Saving is something we learn at a very young age, and investing is something we pick up along the way. It’s also something that most of us shy away from, due to the complicated aspect of calculations, interest rates, taxation and returns. But, in fact, savings is a concept that we have learnt earlier in our lives!
Who doesn’t remember that little coin box, tucked away in a corner of the room? It was one of the early lessons in saving, putting aside a rupee or two each day, only to break it open someday to buy ourselves a little treat. The lesson is patience; there are rewards for every little bit of money saved over the long term.
But growing older, with bigger dreams (and fewer coins) the coin box soon collected dust as our savings were directed towards the bank into fixed deposits. And while a bank fixed deposit did offer some growth, it didn’t do much to fight another evil, that of inflation. So was the coin box just a childhood fallacy? Not really!
With growing needs, your coin box too must grow!
What if your coin box grew in size with every rupee you put into it? And the day you broke it open, you would have much more that you actually put into it! This special coin box is exactly what a Systematic Investment Plan (SIP) does.

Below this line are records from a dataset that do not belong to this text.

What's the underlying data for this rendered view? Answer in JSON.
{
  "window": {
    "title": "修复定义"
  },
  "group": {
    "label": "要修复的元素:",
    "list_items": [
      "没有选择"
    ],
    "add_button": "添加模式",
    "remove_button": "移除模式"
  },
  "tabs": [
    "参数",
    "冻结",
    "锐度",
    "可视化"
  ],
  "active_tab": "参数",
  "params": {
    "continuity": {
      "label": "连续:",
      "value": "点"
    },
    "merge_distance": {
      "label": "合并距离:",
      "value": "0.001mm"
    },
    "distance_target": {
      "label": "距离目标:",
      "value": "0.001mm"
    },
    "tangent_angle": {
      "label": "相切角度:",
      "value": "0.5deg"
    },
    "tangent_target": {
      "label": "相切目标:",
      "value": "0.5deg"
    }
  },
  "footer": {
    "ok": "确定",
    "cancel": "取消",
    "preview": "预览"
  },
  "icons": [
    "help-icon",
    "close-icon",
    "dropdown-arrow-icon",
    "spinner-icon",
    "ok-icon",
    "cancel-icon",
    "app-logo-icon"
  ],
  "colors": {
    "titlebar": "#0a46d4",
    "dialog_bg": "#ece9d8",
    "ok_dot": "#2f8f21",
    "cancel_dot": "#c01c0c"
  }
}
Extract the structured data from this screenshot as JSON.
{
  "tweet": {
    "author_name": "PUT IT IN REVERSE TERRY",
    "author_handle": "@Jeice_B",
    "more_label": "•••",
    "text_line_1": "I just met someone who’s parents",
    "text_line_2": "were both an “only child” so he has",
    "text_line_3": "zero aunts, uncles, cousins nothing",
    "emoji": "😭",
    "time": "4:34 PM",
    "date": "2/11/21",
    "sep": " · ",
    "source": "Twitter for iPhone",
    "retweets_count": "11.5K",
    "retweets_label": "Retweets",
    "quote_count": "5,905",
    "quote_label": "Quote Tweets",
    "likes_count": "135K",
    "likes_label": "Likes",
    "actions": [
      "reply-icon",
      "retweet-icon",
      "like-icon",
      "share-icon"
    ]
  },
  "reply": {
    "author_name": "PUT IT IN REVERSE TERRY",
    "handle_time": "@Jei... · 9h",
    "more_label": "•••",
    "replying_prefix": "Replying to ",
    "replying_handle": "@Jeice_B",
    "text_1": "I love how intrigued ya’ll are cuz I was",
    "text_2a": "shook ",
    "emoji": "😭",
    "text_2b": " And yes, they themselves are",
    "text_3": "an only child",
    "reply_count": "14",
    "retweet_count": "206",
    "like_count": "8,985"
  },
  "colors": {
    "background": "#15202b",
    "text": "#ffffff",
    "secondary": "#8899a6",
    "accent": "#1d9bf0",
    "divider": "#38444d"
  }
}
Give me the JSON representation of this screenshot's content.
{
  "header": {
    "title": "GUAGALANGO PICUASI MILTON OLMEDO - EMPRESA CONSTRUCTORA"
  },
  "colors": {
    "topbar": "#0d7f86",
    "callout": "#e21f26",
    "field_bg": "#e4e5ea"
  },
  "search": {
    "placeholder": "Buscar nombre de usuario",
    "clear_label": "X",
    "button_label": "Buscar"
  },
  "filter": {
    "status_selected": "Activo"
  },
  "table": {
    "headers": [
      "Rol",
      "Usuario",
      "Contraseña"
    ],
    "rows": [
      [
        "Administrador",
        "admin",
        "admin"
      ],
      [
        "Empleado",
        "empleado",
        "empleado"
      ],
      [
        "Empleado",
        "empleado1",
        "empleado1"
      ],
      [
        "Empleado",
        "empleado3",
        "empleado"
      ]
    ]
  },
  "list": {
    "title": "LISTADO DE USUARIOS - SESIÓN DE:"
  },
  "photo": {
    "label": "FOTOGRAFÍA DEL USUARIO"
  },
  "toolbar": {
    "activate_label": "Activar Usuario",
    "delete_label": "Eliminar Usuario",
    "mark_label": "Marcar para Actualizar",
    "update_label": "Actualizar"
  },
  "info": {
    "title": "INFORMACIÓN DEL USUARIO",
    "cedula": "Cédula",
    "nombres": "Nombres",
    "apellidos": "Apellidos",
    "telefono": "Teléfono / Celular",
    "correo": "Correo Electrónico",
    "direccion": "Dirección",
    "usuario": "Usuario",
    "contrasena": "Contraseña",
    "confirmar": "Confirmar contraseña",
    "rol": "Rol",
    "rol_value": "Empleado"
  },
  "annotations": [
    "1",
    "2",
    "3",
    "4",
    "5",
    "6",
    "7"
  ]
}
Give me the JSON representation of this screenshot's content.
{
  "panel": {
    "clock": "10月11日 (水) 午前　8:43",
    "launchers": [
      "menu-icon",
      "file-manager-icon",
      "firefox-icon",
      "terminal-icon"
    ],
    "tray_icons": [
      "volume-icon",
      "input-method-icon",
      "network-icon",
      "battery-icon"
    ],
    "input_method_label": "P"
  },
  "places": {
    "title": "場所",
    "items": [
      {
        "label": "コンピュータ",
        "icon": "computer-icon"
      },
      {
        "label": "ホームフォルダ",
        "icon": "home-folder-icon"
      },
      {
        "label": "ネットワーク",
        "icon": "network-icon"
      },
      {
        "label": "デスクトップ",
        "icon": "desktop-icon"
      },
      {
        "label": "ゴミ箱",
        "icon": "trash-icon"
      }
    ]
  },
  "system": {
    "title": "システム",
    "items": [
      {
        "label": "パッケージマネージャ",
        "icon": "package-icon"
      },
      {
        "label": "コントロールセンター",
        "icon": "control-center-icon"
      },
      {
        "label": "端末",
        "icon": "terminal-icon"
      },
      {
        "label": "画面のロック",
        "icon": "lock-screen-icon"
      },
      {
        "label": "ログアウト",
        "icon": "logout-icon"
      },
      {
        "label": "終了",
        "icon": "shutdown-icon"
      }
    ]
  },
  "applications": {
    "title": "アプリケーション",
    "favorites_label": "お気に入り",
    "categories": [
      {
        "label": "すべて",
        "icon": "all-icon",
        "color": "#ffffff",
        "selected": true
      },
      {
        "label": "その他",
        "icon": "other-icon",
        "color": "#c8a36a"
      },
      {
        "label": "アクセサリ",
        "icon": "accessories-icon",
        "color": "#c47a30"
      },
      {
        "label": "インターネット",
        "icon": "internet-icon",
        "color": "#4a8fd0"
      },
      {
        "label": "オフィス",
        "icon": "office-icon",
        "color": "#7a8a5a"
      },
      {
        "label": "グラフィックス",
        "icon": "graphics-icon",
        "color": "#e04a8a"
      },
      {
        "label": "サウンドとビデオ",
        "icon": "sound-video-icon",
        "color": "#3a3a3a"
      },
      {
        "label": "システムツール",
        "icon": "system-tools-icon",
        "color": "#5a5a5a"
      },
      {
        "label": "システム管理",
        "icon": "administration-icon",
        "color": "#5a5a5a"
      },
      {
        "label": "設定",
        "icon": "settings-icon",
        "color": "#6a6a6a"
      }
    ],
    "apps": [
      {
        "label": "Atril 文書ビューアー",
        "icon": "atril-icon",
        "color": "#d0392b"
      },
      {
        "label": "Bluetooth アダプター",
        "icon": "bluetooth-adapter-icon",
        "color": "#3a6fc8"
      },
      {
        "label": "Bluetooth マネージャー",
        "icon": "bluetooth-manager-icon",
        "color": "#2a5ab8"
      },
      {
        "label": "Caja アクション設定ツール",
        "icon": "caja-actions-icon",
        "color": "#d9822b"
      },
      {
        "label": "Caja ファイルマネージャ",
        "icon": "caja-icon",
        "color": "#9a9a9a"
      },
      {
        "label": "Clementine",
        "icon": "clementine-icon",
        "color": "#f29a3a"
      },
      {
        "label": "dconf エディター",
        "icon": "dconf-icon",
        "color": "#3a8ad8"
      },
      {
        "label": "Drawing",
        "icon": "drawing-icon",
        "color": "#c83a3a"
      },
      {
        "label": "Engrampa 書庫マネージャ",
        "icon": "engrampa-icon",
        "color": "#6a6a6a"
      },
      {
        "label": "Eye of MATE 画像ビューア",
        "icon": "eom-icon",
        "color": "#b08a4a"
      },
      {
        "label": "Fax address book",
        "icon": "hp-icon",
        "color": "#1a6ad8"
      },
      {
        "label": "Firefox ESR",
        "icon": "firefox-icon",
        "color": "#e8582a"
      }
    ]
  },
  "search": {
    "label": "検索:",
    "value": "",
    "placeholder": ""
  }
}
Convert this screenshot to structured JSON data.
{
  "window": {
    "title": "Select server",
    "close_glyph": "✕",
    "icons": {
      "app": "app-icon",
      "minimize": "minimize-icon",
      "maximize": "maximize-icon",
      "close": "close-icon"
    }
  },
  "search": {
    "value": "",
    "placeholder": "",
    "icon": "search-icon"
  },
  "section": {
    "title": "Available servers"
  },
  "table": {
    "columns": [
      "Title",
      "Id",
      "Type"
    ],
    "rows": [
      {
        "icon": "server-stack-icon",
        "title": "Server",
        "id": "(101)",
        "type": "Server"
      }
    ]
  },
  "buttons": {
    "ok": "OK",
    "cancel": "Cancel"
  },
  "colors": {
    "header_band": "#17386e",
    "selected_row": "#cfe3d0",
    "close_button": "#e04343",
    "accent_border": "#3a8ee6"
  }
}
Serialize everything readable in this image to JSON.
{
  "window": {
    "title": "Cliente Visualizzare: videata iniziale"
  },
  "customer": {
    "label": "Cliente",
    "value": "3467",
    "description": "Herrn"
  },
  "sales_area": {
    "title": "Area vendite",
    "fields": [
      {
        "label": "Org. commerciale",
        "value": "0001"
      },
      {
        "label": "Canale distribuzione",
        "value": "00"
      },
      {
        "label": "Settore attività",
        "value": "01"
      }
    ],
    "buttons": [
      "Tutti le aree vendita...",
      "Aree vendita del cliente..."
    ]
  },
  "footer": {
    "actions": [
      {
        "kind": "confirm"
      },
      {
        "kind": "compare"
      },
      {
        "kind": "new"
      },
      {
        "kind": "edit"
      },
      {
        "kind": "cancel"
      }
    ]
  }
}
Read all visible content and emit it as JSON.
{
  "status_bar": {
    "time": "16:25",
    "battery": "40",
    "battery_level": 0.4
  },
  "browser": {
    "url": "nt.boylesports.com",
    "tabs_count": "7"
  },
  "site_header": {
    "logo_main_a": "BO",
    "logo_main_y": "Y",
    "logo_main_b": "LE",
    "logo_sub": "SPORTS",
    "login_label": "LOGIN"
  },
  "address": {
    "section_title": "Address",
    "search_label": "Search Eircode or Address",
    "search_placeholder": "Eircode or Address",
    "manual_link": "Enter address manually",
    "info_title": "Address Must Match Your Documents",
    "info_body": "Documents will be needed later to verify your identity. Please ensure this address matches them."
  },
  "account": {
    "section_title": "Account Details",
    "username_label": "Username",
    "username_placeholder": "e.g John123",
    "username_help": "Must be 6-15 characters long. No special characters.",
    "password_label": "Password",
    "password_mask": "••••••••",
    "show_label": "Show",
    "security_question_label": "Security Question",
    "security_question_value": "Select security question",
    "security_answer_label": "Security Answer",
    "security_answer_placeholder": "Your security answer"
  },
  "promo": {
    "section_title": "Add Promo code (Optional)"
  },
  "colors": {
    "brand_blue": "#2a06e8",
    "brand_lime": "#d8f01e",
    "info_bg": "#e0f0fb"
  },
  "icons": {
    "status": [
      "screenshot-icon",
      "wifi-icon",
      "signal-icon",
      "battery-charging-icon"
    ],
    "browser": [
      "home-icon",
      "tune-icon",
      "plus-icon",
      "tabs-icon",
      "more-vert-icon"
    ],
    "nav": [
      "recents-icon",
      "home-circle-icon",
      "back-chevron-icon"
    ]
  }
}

And that is the difference between investing and saving. While saving does little to grow your money, investing gives your money the opportunity to earn interest and grow over time. Investing in an SIP is just as easy as putting money into a coin box. The difference being, even a sum as small as Rs 500 each month invested in equities, earns interest which is compounded over time to earn more and create wealth in the long term! An SIP also helps your investment overcome the effect of market volatility and inflation over time.
You only need to make small, but regular investments over a long period of time, and continue to review its performance. So while your money earns interest, that interest in turn earns more interest to give you the potential for robust returns through the power of compounding.
Another thing to note, just like your coin box got you saving at an early age, the sooner you begin investing in an SIP, the more time your money will get to undergo compounding and grow. You can also customize your SIP investment to match your goal based on the time and amount required. So for your long-term goal, for instance, a small amount of Rs 2,000 each month at an interest rate of 10% p.a. could grow to over Rs 15,00,000 over 20 years and to more than Rs 45,00,000 in 30 years!*
So the next time you open your coin box, you can reward yourself with more than just pride, your simple habit could be worth a fortune! Remember, fat salaries and investment jargon don’t make money. Simple SIP investments towards each goal can make you richer through your best memories of childhood.
*All the above calculations are done internally. The illustrations mentioned above are for information purposes only and should not be construed as an investment advice. Calculations are based on assumed rates of returns on your investment and actual returns on your investments may be more or less. Annual recurring expenses have not been factored into the calculations and they could reduce the returns on investments.